Open communication across labs—sharing challenges and workarounds—pushes everyone forward. Circulating detailed protocols, from crystallization approaches to solvent choices for purification, supports repeatability. Industry partnerships between suppliers and end-users could drive down costs and improve availability without sacrificing quality.
Another avenue for improvement touches on automation. Most handling and purification steps rely on traditional glassware and hands-on expertise. Investing in semi-automated setups, paired with analytical monitoring of batch quality, would mark a leap forward in efficiency. Training programs, both for new chemists and more experienced colleagues, close any gaps in safe and effective handling, ensuring that innovation continues on solid ground.
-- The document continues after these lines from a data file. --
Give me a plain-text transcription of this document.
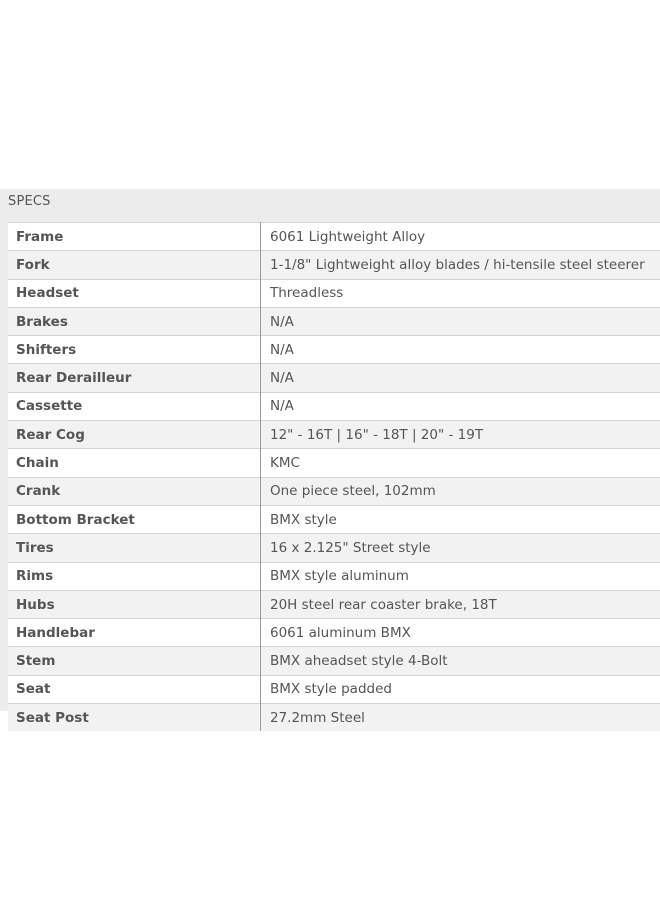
SPECS
Frame	6061 Lightweight Alloy
Fork	1-1/8" Lightweight alloy blades / hi-tensile steel steerer
Headset	Threadless
Brakes	N/A
Shifters	N/A
Rear Derailleur	N/A
Cassette	N/A
Rear Cog	12" - 16T | 16" - 18T | 20" - 19T
Chain	KMC
Crank	One piece steel, 102mm
Bottom Bracket	BMX style
Tires	16 x 2.125" Street style
Rims	BMX style aluminum
Hubs	20H steel rear coaster brake, 18T
Handlebar	6061 aluminum BMX
Stem	BMX aheadset style 4-Bolt
Seat	BMX style padded
Seat Post	27.2mm Steel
Advancements in chemical research rest on subtle distinctions and constant, hard-won progress. 2-Nitro-3-difluoromethoxy pyridine might seem like a drop in a very large bucket, but the impact of such building blocks reaches far. Each decision to introduce a new substituent or swap one group for another creates space for fresh discovery. There’s no single “must-have” molecule, yet compounds like this one prove their worth by enabling new chemistry and, ultimately, new applications in everyday life.
Scientific culture thrives on sharing and learning, which in turn drives better, faster, and safer development of products that impact health, agriculture, and industry. No magic bullet exists in the crowded world of pyridines, but 2-Nitro-3-difluoromethoxy pyridine pulls more than its weight. Learning from experience, supporting reproducibility, and keeping an eye on practical solutions will keep research vibrant and meaningful for years ahead.